Caso este projeto de lei seja aprovado no Senado, o artigo 175 do Código de Processo Penal seria modificado para ampliar as "pessoas obrigadas a denunciar crimes cometidos contra meninos, meninas ou adolescentes e/ou adultos cujas condições físicas ou mentais requeiram proteção especial”, descreve o documento.

Atualmente, o Código de Processo Penal obriga os diretores de estabelecimentos de ensino, polícia, chefes de portos, capitães de navio a denunciarem estes casos.

O projeto aprovado pelos deputados estende esta obrigação às "autoridades eclesiásticas de qualquer denominação religiosa, seja de direito público ou de direito privado, e, em geral, bispos, pastores, ministros religiosos, diáconos, sacerdotes, religiosos ou outras pessoas que, de acordo com as regras de cada denominação religiosa, possuam algum grau de autoridade sobre uma congregação ou grupo de pessoas por causa da prática de alguma crença".

O projeto inclui também os diretores de associações, fundações ou grupos de caráter cultural, juvenil, educacional, desportivo ou de outra forma.

No entanto, os deputados também aprovaram com 81 votos a indicação que obriga a denunciar os crimes que forem “conhecidos por ocasião do segredo de confissão ou segredo profissional”.

Para o advogado canonista e porta-voz do grupo Vozes Católicas, Alejandro Álvarez, este último ponto "é muito grave porque está impondo um comportamento que vai contra a disposição expressa da lei canônica, como é o sigilo sacramental".

Álvarez assegurou que a disposição "entra em conflito com o direito canônico" e "também com o ordenamento jurídico chileno", que reconhece e ampara as leis e regulamentos próprios das corporações e fundações de direito público, entre as quais estão as igrejas e comunidades religiosas.

No caso da Igreja Católica "essa lei e regulamento especial é o direito canônico", indicou o advogado canonista ao Grupo ACI.

Álvarez manifestou que a violação do segredo de confissão "é um ataque à liberdade religiosa, equiparando duas situações jurídicas totalmente diferentes: o sigilo profissional e o sigilo sacramental".

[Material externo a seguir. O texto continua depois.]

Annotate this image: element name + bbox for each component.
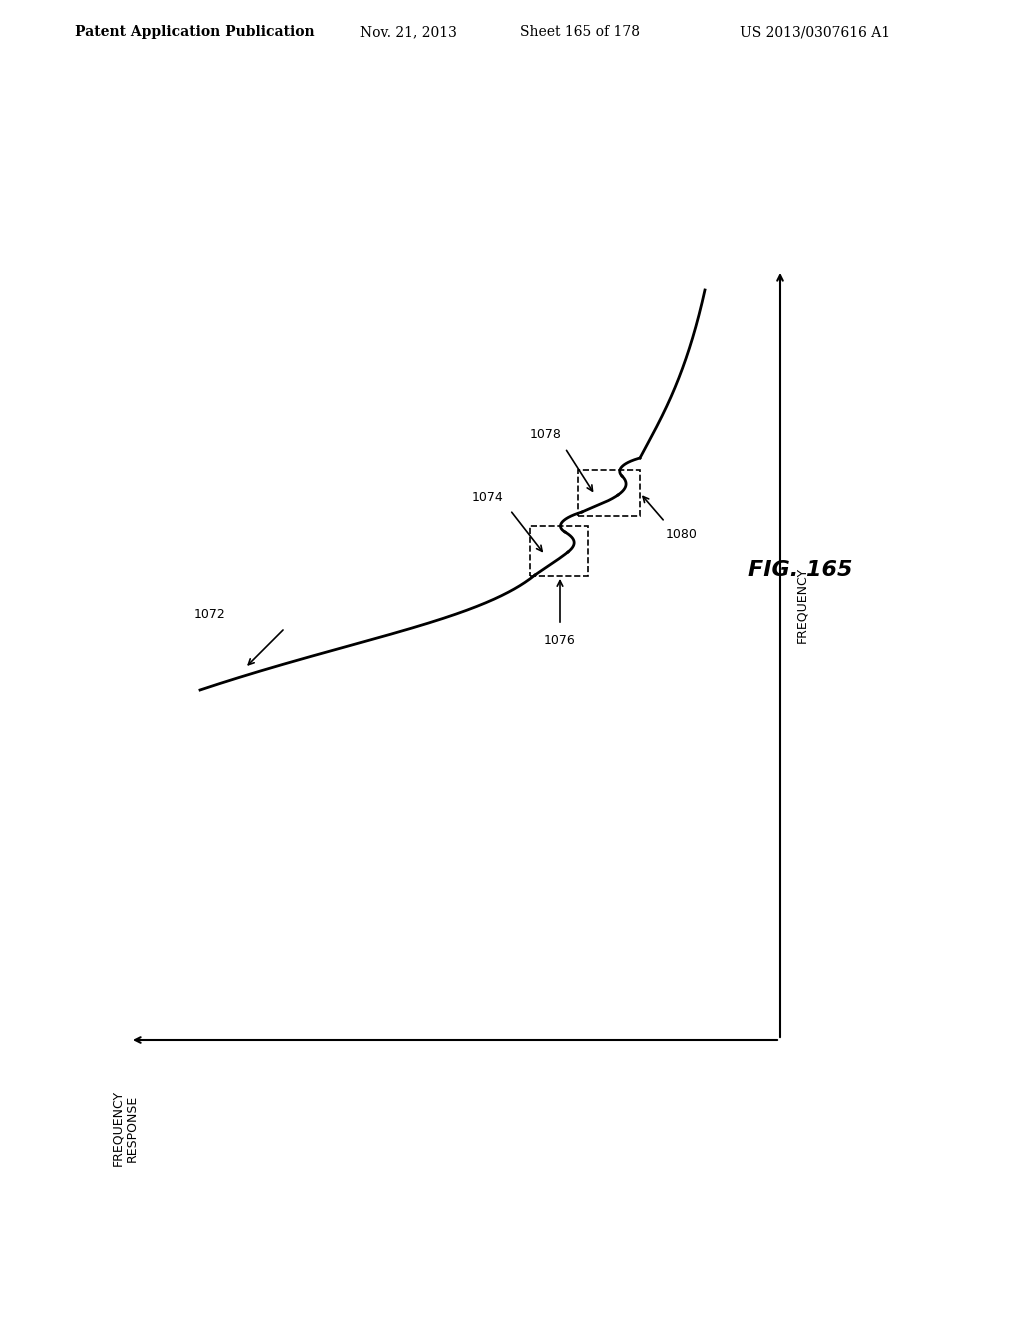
Text: Sheet 165 of 178: Sheet 165 of 178 (520, 25, 640, 40)
Bar (578, 470, 640, 516)
Text: FIG. 165: FIG. 165 (748, 560, 852, 579)
Text: 1080: 1080 (666, 528, 698, 541)
Text: 1078: 1078 (530, 429, 562, 441)
Text: US 2013/0307616 A1: US 2013/0307616 A1 (740, 25, 890, 40)
Text: FREQUENCY: FREQUENCY (795, 566, 808, 643)
Text: 1072: 1072 (195, 609, 226, 622)
Text: 1074: 1074 (472, 491, 504, 504)
Text: Patent Application Publication: Patent Application Publication (75, 25, 314, 40)
Text: Nov. 21, 2013: Nov. 21, 2013 (360, 25, 457, 40)
Text: FREQUENCY
RESPONSE: FREQUENCY RESPONSE (111, 1090, 139, 1166)
Bar (530, 525, 588, 576)
Text: 1076: 1076 (544, 634, 575, 647)
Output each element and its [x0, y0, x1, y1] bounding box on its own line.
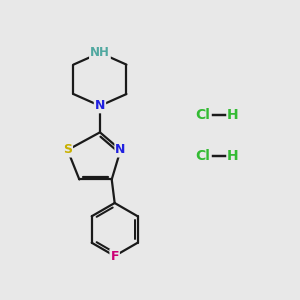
Text: H: H [226, 108, 238, 122]
Text: Cl: Cl [196, 149, 210, 163]
Text: N: N [116, 143, 126, 157]
Text: H: H [226, 149, 238, 163]
Text: F: F [110, 250, 119, 262]
Text: N: N [95, 99, 105, 112]
Text: S: S [63, 143, 72, 157]
Text: NH: NH [90, 46, 110, 59]
Text: Cl: Cl [196, 108, 210, 122]
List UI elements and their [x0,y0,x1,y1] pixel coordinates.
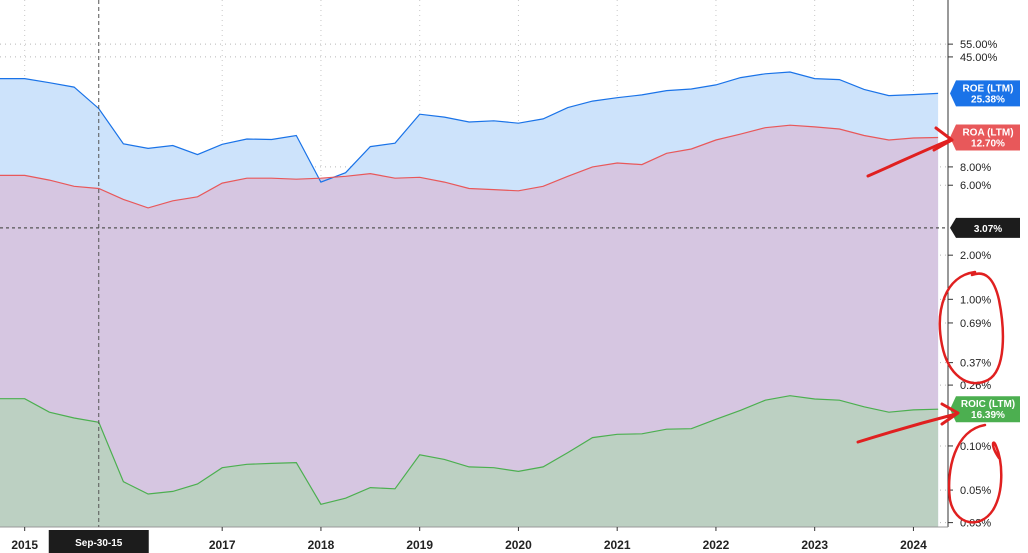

"No caso do sigilo sacramental o cânon 983, 1 estabelece que este é inviolável e, em caso de violação deste mandato, a pena é a excomunhão latae sentenciae, de acordo com cânon 1388, por isso é estritamente proibido ao confessor trair o penitente, em palavra ou de qualquer outra forma, e por nenhum motivo", disse o advogado.

Álvarez advertiu que com este projeto de lei "estamos colocando o clérigo em posição de escolher entre violar a lei do Estado e estar sujeito às consequências disso, ou ser excomungado, o que claramente ataca a sua liberdade religiosa, viola os seus direitos e o dos fiéis que recorrem ao sacramento da confissão".